User-agent: GPTBot           # OpenAI
User-agent: ClaudeBot        # Anthropic
User-agent: PerplexityBot    # Perplexity
User-agent: Google-Extended  # Google's generative models
User-agent: CCBot            # Common Crawl

Default position: allow them all. Blocking AI crawlers means opting out of being cited. Most sites that care about showing up in AI answers allow everything.

Semantic chunking for RAG

When a RAG system retrieves your content, it doesn't grab the whole page. It grabs a chunk, usually a few paragraphs. If the chunk doesn't make sense without the rest of the page, it gets discarded.

Write chunks that stand alone:

Each H2 section should be understandable without the H1 context.
Open sections with a one-sentence summary that restates the topic.
Define acronyms the first time they appear in each section.
Avoid "as mentioned above" or "we saw earlier."

Every heading section is a standalone document in miniature.

Citation surface

Being cited by an LLM matters more than ranking on page one, because AI answers often don't show ten blue links. There's one answer, maybe three sources linked underneath.

Surfaces to optimize for:

ChatGPT with web search
Claude with web search and citations
Perplexity (citation-first by design)
Google AI Overviews
Bing Copilot

What gets cited: recent, specific, well-structured content with clear authorship and timestamps. Generic content that reads like it was written by committee gets skipped.

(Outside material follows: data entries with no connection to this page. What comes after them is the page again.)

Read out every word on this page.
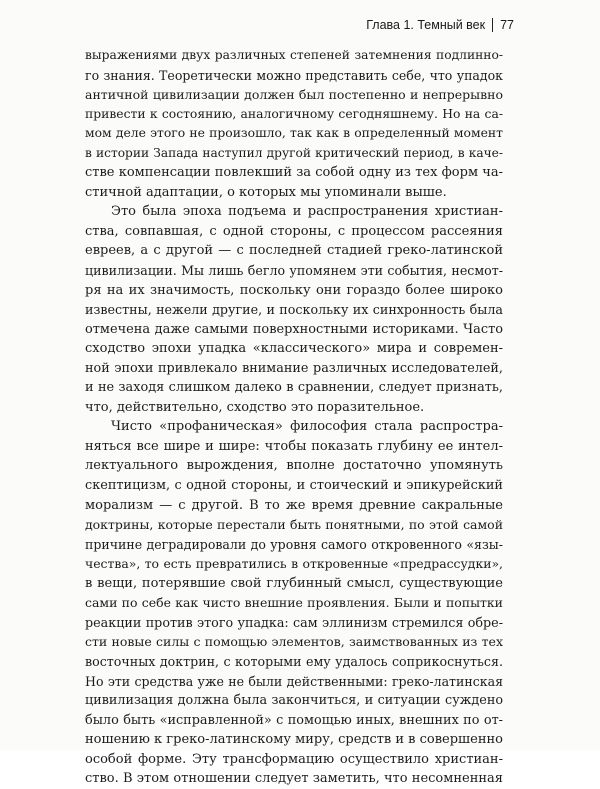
Глава 1. Темный век 77
выражениями двух различных степеней затемнения подлинно-
го знания. Теоретически можно представить себе, что упадок
античной цивилизации должен был постепенно и непрерывно
привести к состоянию, аналогичному сегодняшнему. Но на са-
мом деле этого не произошло, так как в определенный момент
в истории Запада наступил другой критический период, в каче-
стве компенсации повлекший за собой одну из тех форм ча-
стичной адаптации, о которых мы упоминали выше.
Это была эпоха подъема и распространения христиан-
ства, совпавшая, с одной стороны, с процессом рассеяния
евреев, а с другой — с последней стадией греко-латинской
цивилизации. Мы лишь бегло упомянем эти события, несмот-
ря на их значимость, поскольку они гораздо более широко
известны, нежели другие, и поскольку их синхронность была
отмечена даже самыми поверхностными историками. Часто
сходство эпохи упадка «классического» мира и современ-
ной эпохи привлекало внимание различных исследователей,
и не заходя слишком далеко в сравнении, следует признать,
что, действительно, сходство это поразительное.
Чисто «профаническая» философия стала распростра-
няться все шире и шире: чтобы показать глубину ее интел-
лектуального вырождения, вполне достаточно упомянуть
скептицизм, с одной стороны, и стоический и эпикурейский
морализм — с другой. В то же время древние сакральные
доктрины, которые перестали быть понятными, по этой самой
причине деградировали до уровня самого откровенного «язы-
чества», то есть превратились в откровенные «предрассудки»,
в вещи, потерявшие свой глубинный смысл, существующие
сами по себе как чисто внешние проявления. Были и попытки
реакции против этого упадка: сам эллинизм стремился обре-
сти новые силы с помощью элементов, заимствованных из тех
восточных доктрин, с которыми ему удалось соприкоснуться.
Но эти средства уже не были действенными: греко-латинская
цивилизация должна была закончиться, и ситуации суждено
было быть «исправленной» с помощью иных, внешних по от-
ношению к греко-латинскому миру, средств и в совершенно
особой форме. Эту трансформацию осуществило христиан-
ство. В этом отношении следует заметить, что несомненная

What's bleeding edge right now

A few things moving fast as of 2026:

LLM-specific content formats: structured YAML frontmatter on pages, MCP (Model Context Protocol) endpoints exposing site data directly to agents.
Direct-to-LLM APIs: some sites publishing JSON feeds optimized for model consumption over HTML.
Verifiable content: cryptographic signatures on content to prove authorship and recency.
Conversational schema: Q&A pairs shaped for how people ask LLMs questions, not how they type search queries.
llms.txt proliferation: going from niche spec to default practice.

What to actually do

If you have a site and you care about this:

Add llms.txt and llms-full.txt.
Declare them in robots.txt and in <link rel="llms-txt">.
Add JSON-LD schema to every page (Article, Person, Organization, BreadcrumbList).
Use sameAs on your Person schema.
Write content in self-contained chunks with clear H2 structure.
Keep publish and modified timestamps visible and accurate.
Don't block AI crawlers unless you have a specific reason.

Traditional SEO isn't going away. But the next ten years of search optimization are about being the source an AI reaches for, not the link a human clicks.